How does Ntdsutil.exe know it’s in Directory Restore mode?
NTDSUTIL is a tool used for many Active Directory database maintenance tasks, such as defragmenting the DB, moving the DB and/or log files to a different place, cleaning the DB and more.
NTDSUTIL will allow you to perform many of it’s functions while the DC is up and running. However some of the maintenance tasks (such as performing an offline defragmentation of the DB and moving the files to a different location, along with the Authoritive restore commands) require that you start the DC in Directory Restore mode, found when you access the boot menu by pressing F8 before the server starts it’s startup sequence.

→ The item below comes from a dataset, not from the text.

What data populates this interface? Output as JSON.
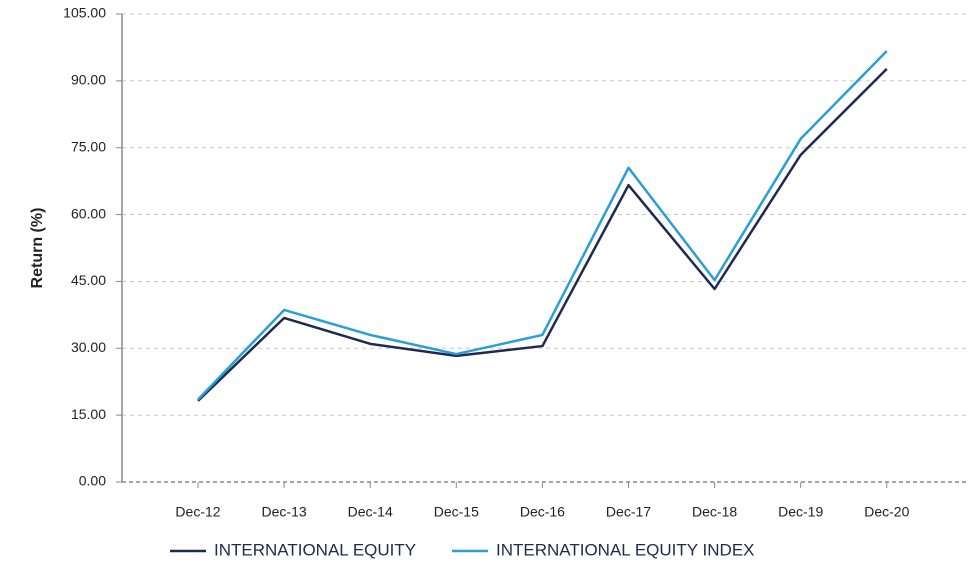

When you start the domain controller in Directory Restore mode, the DC sets the environment variable safeboot_option to “dsrepair.”
If, for some reason, you want to access the “protected” features of NTDSUTIL while it is NOT in the Directory Restore mode, you will receive an error similar to this:
*** Error: Operation only allowed when booted in DS restore mode
"set SAFEBOOT_OPTION=DSREPAIR" to override - NOT RECOMMENDED!
If you want to check something in NTDSUTIL that is allowed only in Directory Restore mode, you can “trick” the program by typing the following statement at a command prompt:
Lamer Note: Type the above command into a different CMD window, NOT the one that NTDSUTIL is running in.
Don’t use this approach on a live or important machine because it could result in system damage if you try to perform system modifications when the system isn’t in Directory Restore mode.